Kali M Pruss  #  1  2 Clara Kao  #  1  2 Alexandra E Byrne  1  2 Robert Y Chen  1  2 Blanda Di Luccia  1  2  3 Laura Karvelyte  3 Reyan Coskun  1  2 Mackenzie Lemieux  1  2 Keshav Nepal  1  2 Daniel M Webber  1  2 Matthew C Hibberd  1  2 Yi Wang  1  2 Haoxin Liu  1  2 Dmitry A Rodionov  4 Andrei L Osterman  4 Marco Colonna  3 Christian Maueroder  5 Kodi Ravichandran  3 Michael J Barratt  1  2 Tahmeed Ahmed  6 Jeffrey I Gordon  7  8
Affiliations
  • 1. The Edison Family Center for Genome Sciences and Systems Biology, Washington University School of Medicine, St Louis, MO, USA.
  • 2. The Newman Center for Gut Microbiome and Nutrition Research, Washington University School of Medicine, St Louis, MO, USA.
  • 3. Division of Immunobiology, Department of Pathology and Immunology, Washington University School of Medicine, St Louis, MO, USA.
  • 4. Infectious and Inflammatory Disease Center, Sanford Burnham Prebys Medical Discovery Institute, La Jolla, CA, USA.
  • 5. Inflammation Research Centre, VIB, and the Department of Biomedical Molecular Biology, Ghent University, Ghent, Belgium.
  • 6. International Centre for Diarrhoeal Disease Research, Bangladesh (icddr,b), Dhaka, Bangladesh.
  • 7. The Edison Family Center for Genome Sciences and Systems Biology, Washington University School of Medicine, St Louis, MO, USA. [email protected].
  • 8. The Newman Center for Gut Microbiome and Nutrition Research, Washington University School of Medicine, St Louis, MO, USA. [email protected].

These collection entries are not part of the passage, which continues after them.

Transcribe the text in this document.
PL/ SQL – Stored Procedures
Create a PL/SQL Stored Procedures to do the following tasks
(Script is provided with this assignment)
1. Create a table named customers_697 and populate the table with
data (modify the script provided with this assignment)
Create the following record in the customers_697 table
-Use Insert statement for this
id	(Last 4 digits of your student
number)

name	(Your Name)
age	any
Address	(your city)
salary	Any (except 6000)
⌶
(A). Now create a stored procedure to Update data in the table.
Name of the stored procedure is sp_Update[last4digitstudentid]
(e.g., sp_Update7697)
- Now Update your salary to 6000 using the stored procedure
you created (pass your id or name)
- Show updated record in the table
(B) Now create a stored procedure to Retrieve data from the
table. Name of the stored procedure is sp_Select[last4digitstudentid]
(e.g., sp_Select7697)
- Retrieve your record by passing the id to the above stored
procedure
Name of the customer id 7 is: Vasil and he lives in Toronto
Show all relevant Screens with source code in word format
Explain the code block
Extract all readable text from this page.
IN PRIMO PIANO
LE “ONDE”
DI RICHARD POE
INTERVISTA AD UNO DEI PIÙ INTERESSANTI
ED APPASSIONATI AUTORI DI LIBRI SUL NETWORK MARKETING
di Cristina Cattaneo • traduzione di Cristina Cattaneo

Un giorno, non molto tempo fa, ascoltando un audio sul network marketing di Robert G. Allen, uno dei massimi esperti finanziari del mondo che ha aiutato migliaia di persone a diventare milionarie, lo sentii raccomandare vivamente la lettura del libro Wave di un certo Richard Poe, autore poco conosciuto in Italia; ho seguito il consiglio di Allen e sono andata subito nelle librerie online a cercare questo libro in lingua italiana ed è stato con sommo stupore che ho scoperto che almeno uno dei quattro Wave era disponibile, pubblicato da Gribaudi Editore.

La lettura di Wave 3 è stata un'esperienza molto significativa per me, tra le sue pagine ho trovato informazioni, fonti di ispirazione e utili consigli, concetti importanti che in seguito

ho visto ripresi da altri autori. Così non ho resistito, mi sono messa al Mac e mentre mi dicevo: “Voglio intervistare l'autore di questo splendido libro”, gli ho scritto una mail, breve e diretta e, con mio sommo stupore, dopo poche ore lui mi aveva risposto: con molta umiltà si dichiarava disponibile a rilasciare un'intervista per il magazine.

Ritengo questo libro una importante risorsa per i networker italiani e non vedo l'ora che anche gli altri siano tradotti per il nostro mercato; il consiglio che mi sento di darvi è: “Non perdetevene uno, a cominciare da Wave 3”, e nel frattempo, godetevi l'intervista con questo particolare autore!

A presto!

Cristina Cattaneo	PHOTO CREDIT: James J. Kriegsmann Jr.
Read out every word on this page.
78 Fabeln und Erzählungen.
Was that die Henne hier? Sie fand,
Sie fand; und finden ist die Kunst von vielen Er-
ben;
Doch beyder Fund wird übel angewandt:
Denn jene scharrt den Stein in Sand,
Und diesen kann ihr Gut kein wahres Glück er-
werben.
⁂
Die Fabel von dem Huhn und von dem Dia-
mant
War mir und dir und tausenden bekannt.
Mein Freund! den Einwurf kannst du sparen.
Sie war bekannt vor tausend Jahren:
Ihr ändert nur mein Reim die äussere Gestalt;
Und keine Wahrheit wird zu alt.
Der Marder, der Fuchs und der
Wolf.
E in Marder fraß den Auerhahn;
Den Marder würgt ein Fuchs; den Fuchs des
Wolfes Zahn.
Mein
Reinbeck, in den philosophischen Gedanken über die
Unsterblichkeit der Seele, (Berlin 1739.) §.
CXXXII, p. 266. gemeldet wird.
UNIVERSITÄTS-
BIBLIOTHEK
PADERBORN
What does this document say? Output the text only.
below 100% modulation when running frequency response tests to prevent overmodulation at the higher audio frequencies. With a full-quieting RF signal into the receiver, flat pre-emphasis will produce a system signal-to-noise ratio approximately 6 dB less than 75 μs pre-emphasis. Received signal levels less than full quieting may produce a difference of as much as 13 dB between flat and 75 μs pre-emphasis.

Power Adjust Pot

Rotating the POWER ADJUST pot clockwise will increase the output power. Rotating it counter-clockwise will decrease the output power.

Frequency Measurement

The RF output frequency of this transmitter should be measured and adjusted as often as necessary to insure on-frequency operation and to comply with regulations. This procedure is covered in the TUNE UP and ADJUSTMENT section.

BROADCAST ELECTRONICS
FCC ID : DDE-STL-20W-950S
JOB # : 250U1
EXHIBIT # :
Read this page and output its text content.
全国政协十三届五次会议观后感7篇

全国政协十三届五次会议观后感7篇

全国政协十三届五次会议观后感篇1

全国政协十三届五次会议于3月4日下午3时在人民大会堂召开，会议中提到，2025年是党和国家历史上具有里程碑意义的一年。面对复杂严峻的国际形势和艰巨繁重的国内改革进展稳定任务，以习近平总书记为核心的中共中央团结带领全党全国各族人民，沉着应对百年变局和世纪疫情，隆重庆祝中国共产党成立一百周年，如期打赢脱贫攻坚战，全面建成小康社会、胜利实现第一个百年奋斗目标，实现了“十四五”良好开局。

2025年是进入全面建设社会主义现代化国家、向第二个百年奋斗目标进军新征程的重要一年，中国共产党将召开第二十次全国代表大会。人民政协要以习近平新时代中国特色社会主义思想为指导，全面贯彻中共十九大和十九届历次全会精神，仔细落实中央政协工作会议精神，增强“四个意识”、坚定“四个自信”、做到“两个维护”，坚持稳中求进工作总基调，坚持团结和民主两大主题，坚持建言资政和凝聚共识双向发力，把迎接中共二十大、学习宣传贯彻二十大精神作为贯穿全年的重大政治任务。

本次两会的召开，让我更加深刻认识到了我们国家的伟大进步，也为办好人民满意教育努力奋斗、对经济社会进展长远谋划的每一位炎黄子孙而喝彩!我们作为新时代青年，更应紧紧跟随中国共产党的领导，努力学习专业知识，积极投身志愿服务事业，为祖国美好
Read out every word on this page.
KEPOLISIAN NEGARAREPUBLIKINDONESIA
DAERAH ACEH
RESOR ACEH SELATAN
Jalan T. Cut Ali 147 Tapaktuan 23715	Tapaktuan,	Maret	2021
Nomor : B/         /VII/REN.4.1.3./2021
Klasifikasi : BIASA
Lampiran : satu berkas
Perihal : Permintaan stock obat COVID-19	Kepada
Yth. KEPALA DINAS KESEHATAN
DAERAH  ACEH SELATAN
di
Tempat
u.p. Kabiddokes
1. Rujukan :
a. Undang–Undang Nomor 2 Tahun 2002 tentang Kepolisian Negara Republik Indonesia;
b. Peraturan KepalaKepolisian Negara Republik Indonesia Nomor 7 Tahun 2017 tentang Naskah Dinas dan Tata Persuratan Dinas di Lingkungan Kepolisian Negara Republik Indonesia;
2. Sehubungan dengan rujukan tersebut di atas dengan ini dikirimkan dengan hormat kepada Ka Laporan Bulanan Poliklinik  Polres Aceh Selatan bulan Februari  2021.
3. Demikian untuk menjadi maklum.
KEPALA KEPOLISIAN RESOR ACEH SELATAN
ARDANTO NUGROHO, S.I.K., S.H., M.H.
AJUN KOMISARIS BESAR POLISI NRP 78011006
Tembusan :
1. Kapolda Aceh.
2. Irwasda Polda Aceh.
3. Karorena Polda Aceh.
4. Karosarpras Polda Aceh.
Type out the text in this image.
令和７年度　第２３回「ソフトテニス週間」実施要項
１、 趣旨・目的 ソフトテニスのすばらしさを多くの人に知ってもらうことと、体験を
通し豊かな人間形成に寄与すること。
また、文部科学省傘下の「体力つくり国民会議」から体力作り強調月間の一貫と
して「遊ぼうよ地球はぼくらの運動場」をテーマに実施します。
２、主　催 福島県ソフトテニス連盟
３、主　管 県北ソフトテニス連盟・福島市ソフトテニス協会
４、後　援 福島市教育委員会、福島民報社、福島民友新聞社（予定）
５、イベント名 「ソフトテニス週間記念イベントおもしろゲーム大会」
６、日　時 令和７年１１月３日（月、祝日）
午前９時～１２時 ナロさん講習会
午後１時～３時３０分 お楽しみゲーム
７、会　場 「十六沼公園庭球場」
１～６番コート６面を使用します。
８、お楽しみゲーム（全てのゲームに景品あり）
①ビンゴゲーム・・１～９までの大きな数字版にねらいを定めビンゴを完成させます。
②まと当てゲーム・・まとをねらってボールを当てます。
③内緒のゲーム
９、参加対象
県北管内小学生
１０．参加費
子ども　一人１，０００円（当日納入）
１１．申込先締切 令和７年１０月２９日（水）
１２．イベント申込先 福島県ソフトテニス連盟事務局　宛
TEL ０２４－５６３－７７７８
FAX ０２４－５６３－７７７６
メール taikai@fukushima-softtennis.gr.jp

  • # Contributed equally.
Abstract

Environmental enteric dysfunction (EED), a small intestinal disorder prevalent in undernourished children with stunted growth and their undernourished mothers, is associated with gut mucosal barrier disruption and decreased absorptive capacity. Here we provide preclinical evidence that intergenerational transmission of a perturbed small intestinal microbiota contributes to pathogenesis. One of two Bacterial consortia cultured from duodenal aspirates obtained from Bangladeshi children with EED induced local and systemic inflammation in female gnotobiotic mice, resulting in impaired prenatal and postnatal growth in their offspring. Immunologic changes in pups phenocopied features of EED in children, and dam-to-pup transmission of this consortium altered signalling pathways related to intestinal epithelial cell renewal, barrier integrity and immune function. Screening of co-housed mice harbouring the inflammatory or non-inflammatory consortia identified Campylobacter concisus as an inducer of pro-inflammatory cytokine signalling in a host nitric oxide synthase-dependent manner. This preclinical model could facilitate small intestinal microbiota-targeted therapeutics for intergenerational undernutrition.